%%Hey folks,
I'm thinking about building a simple investment portfolio to seek alpha. There I want to invest only in high performance tech stocks like GOOG and TSLA. When doing i.e. a 50:50 allocation in GOOG & TSLA, does rebalancing makes sense or not?
I can recall a blog post somewhere, where the author examined a 60:40 portfolio (s&p:bonds) and calculated the annual return for the last ~80 years when someone does a monthly, yearly, or no rebalancing at all. It was a difference in < 1% in yearly returns but nevertheless the portfolio without any rebalancing at all performend best.

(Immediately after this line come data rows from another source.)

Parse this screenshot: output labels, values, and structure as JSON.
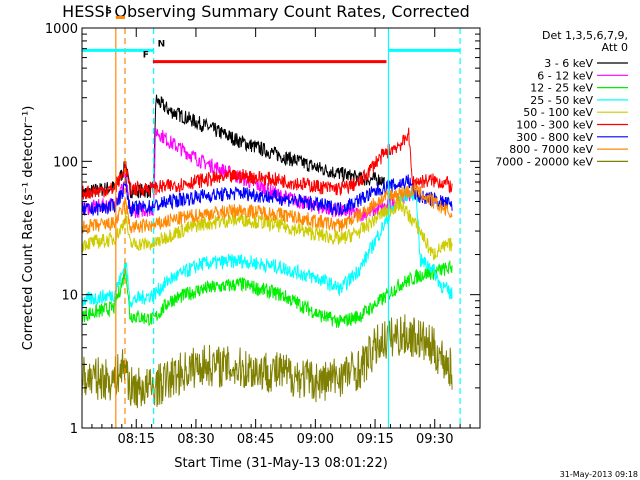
{
  "chart_data": {
    "type": "line",
    "title": "HESSI Observing Summary Count Rates, Corrected",
    "xlabel": "Start Time (31-May-13 08:01:22)",
    "ylabel": "Corrected Count Rate (s⁻¹ detector⁻¹)",
    "y_scale": "log",
    "ylim": [
      1,
      1000
    ],
    "xlim_minutes": [
      0,
      100
    ],
    "x_ticks": [
      {
        "value": 13.63,
        "label": "08:15"
      },
      {
        "value": 28.63,
        "label": "08:30"
      },
      {
        "value": 43.63,
        "label": "08:45"
      },
      {
        "value": 58.63,
        "label": "09:00"
      },
      {
        "value": 73.63,
        "label": "09:15"
      },
      {
        "value": 88.63,
        "label": "09:30"
      }
    ],
    "y_ticks": [
      {
        "value": 1,
        "label": "1"
      },
      {
        "value": 10,
        "label": "10"
      },
      {
        "value": 100,
        "label": "100"
      },
      {
        "value": 1000,
        "label": "1000"
      }
    ],
    "grid": false,
    "legend_position": "right",
    "legend_header": [
      "Det 1,3,5,6,7,9,",
      "Att 0"
    ],
    "series": [
      {
        "name": "3 - 6 keV",
        "color": "#000000",
        "points": [
          [
            0,
            58
          ],
          [
            8,
            64
          ],
          [
            10,
            80
          ],
          [
            11,
            95
          ],
          [
            12,
            60
          ],
          [
            18,
            60
          ],
          [
            18.5,
            290
          ],
          [
            22,
            240
          ],
          [
            30,
            190
          ],
          [
            40,
            140
          ],
          [
            50,
            110
          ],
          [
            60,
            88
          ],
          [
            70,
            74
          ],
          [
            75,
            73
          ],
          [
            76,
            70
          ]
        ]
      },
      {
        "name": "6 - 12 keV",
        "color": "#ff00ff",
        "points": [
          [
            0,
            44
          ],
          [
            8,
            48
          ],
          [
            10,
            62
          ],
          [
            11,
            75
          ],
          [
            12,
            42
          ],
          [
            18,
            44
          ],
          [
            18.5,
            170
          ],
          [
            22,
            140
          ],
          [
            30,
            100
          ],
          [
            40,
            75
          ],
          [
            50,
            55
          ],
          [
            60,
            45
          ],
          [
            70,
            40
          ],
          [
            76,
            45
          ],
          [
            80,
            52
          ],
          [
            83,
            58
          ]
        ]
      },
      {
        "name": "12 - 25 keV",
        "color": "#00ee00",
        "points": [
          [
            0,
            7
          ],
          [
            8,
            8
          ],
          [
            10,
            12
          ],
          [
            11,
            16
          ],
          [
            12,
            7
          ],
          [
            18,
            6.5
          ],
          [
            22,
            9
          ],
          [
            30,
            11
          ],
          [
            40,
            12
          ],
          [
            50,
            10
          ],
          [
            60,
            7
          ],
          [
            65,
            6.2
          ],
          [
            70,
            7
          ],
          [
            75,
            9
          ],
          [
            80,
            12
          ],
          [
            85,
            14
          ],
          [
            93,
            16
          ]
        ]
      },
      {
        "name": "25 - 50 keV",
        "color": "#00ffff",
        "points": [
          [
            0,
            9
          ],
          [
            8,
            10
          ],
          [
            10,
            14
          ],
          [
            11,
            18
          ],
          [
            12,
            9
          ],
          [
            18,
            10
          ],
          [
            22,
            13
          ],
          [
            30,
            17
          ],
          [
            40,
            18
          ],
          [
            50,
            16
          ],
          [
            60,
            13
          ],
          [
            65,
            11
          ],
          [
            70,
            16
          ],
          [
            75,
            30
          ],
          [
            80,
            55
          ],
          [
            84,
            58
          ],
          [
            85,
            18
          ],
          [
            88,
            16
          ],
          [
            90,
            12
          ],
          [
            93,
            10
          ]
        ]
      },
      {
        "name": "50 - 100 keV",
        "color": "#cccc00",
        "points": [
          [
            0,
            24
          ],
          [
            8,
            26
          ],
          [
            10,
            32
          ],
          [
            11,
            40
          ],
          [
            12,
            24
          ],
          [
            18,
            24
          ],
          [
            22,
            28
          ],
          [
            30,
            34
          ],
          [
            40,
            37
          ],
          [
            50,
            33
          ],
          [
            60,
            28
          ],
          [
            65,
            26
          ],
          [
            70,
            30
          ],
          [
            75,
            40
          ],
          [
            80,
            48
          ],
          [
            85,
            30
          ],
          [
            88,
            20
          ],
          [
            90,
            22
          ],
          [
            93,
            24
          ]
        ]
      },
      {
        "name": "100 - 300 keV",
        "color": "#ff0000",
        "points": [
          [
            0,
            58
          ],
          [
            8,
            62
          ],
          [
            10,
            78
          ],
          [
            11,
            92
          ],
          [
            12,
            62
          ],
          [
            18,
            63
          ],
          [
            22,
            65
          ],
          [
            30,
            72
          ],
          [
            40,
            78
          ],
          [
            50,
            72
          ],
          [
            60,
            64
          ],
          [
            65,
            62
          ],
          [
            70,
            70
          ],
          [
            74,
            100
          ],
          [
            77,
            120
          ],
          [
            81,
            140
          ],
          [
            82,
            170
          ],
          [
            83,
            70
          ],
          [
            88,
            72
          ],
          [
            92,
            68
          ],
          [
            93,
            62
          ]
        ]
      },
      {
        "name": "300 - 800 keV",
        "color": "#0000ff",
        "points": [
          [
            0,
            43
          ],
          [
            8,
            46
          ],
          [
            10,
            58
          ],
          [
            11,
            68
          ],
          [
            12,
            44
          ],
          [
            18,
            46
          ],
          [
            22,
            50
          ],
          [
            30,
            55
          ],
          [
            40,
            58
          ],
          [
            50,
            53
          ],
          [
            60,
            47
          ],
          [
            65,
            44
          ],
          [
            70,
            52
          ],
          [
            75,
            62
          ],
          [
            80,
            68
          ],
          [
            82,
            72
          ],
          [
            84,
            55
          ],
          [
            88,
            52
          ],
          [
            92,
            48
          ],
          [
            93,
            45
          ]
        ]
      },
      {
        "name": "800 - 7000 keV",
        "color": "#ff8800",
        "points": [
          [
            0,
            32
          ],
          [
            8,
            34
          ],
          [
            10,
            42
          ],
          [
            11,
            50
          ],
          [
            12,
            32
          ],
          [
            18,
            33
          ],
          [
            22,
            36
          ],
          [
            30,
            40
          ],
          [
            40,
            43
          ],
          [
            50,
            40
          ],
          [
            60,
            35
          ],
          [
            65,
            33
          ],
          [
            70,
            40
          ],
          [
            75,
            52
          ],
          [
            80,
            58
          ],
          [
            84,
            60
          ],
          [
            88,
            50
          ],
          [
            92,
            42
          ],
          [
            93,
            38
          ]
        ]
      },
      {
        "name": "7000 - 20000 keV",
        "color": "#808000",
        "points": [
          [
            0,
            2.4
          ],
          [
            8,
            2.3
          ],
          [
            10,
            2.8
          ],
          [
            11,
            3
          ],
          [
            12,
            2
          ],
          [
            18,
            2
          ],
          [
            25,
            2.6
          ],
          [
            30,
            3
          ],
          [
            40,
            2.8
          ],
          [
            50,
            2.6
          ],
          [
            60,
            2.2
          ],
          [
            70,
            2.8
          ],
          [
            75,
            4.5
          ],
          [
            80,
            5
          ],
          [
            84,
            4.8
          ],
          [
            88,
            4
          ],
          [
            92,
            3
          ],
          [
            93,
            2.6
          ]
        ]
      }
    ],
    "flag_bars": [
      {
        "label": "S",
        "color": "#ff8800",
        "x0": 8.5,
        "x1": 10.8,
        "y": 1200
      },
      {
        "label": "N",
        "color": "#00ffff",
        "x0": 0,
        "x1": 18,
        "y": 680
      },
      {
        "label": "",
        "color": "#00ffff",
        "x0": 77,
        "x1": 95,
        "y": 680
      },
      {
        "label": "F",
        "color": "#ff0000",
        "x0": 17.8,
        "x1": 76.5,
        "y": 560
      }
    ],
    "markers": [
      {
        "color": "#ff8800",
        "style": "solid",
        "x": 8.5
      },
      {
        "color": "#ff8800",
        "style": "dashed",
        "x": 10.8
      },
      {
        "color": "#00ffff",
        "style": "dashed",
        "x": 18
      },
      {
        "color": "#00ffff",
        "style": "solid",
        "x": 77
      },
      {
        "color": "#00ffff",
        "style": "dashed",
        "x": 95
      }
    ],
    "timestamp": "31-May-2013 09:18"
  }
}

I think when doing "rebalancing" in a shorter time period (4 weeks or less), one could get additional gains from the play on some shorter swings. On the other side investing in two or more tech stocks is maybe way to correlated and in the worst case could lead to more losses when not timing the market exactly?
Thoughts about this?
1] YOU could find a good plan doing that;
40% cash or money market or bonds, not likley to do anywher nears a good as SPY or a mix of top 5 ETFs or funds.
But I also like some money market funds in SCHW account , more than the [ than 0.09 % cash in SPY LOL] I do some trading but sometimes investment do better

Frankly, barchart.com has a 40% sell on TSLA [100% long term sell\200dma ];
but thats mostly technicals, so you may want to differ??
[ Roth , back door Roth pays no tax generally]
2] 1 or 2 tech stocks even with 50% cash[money market ] is super agressive ;
me, I kicked ot start postion of QQQ [ which has 2.26% position ,TSLA], small loss , because SPY doing better JAN-May , today.
Long term QQQ may do better than SPY, but bigger tech swings.
Also found out EVs do terrible in real cold weather.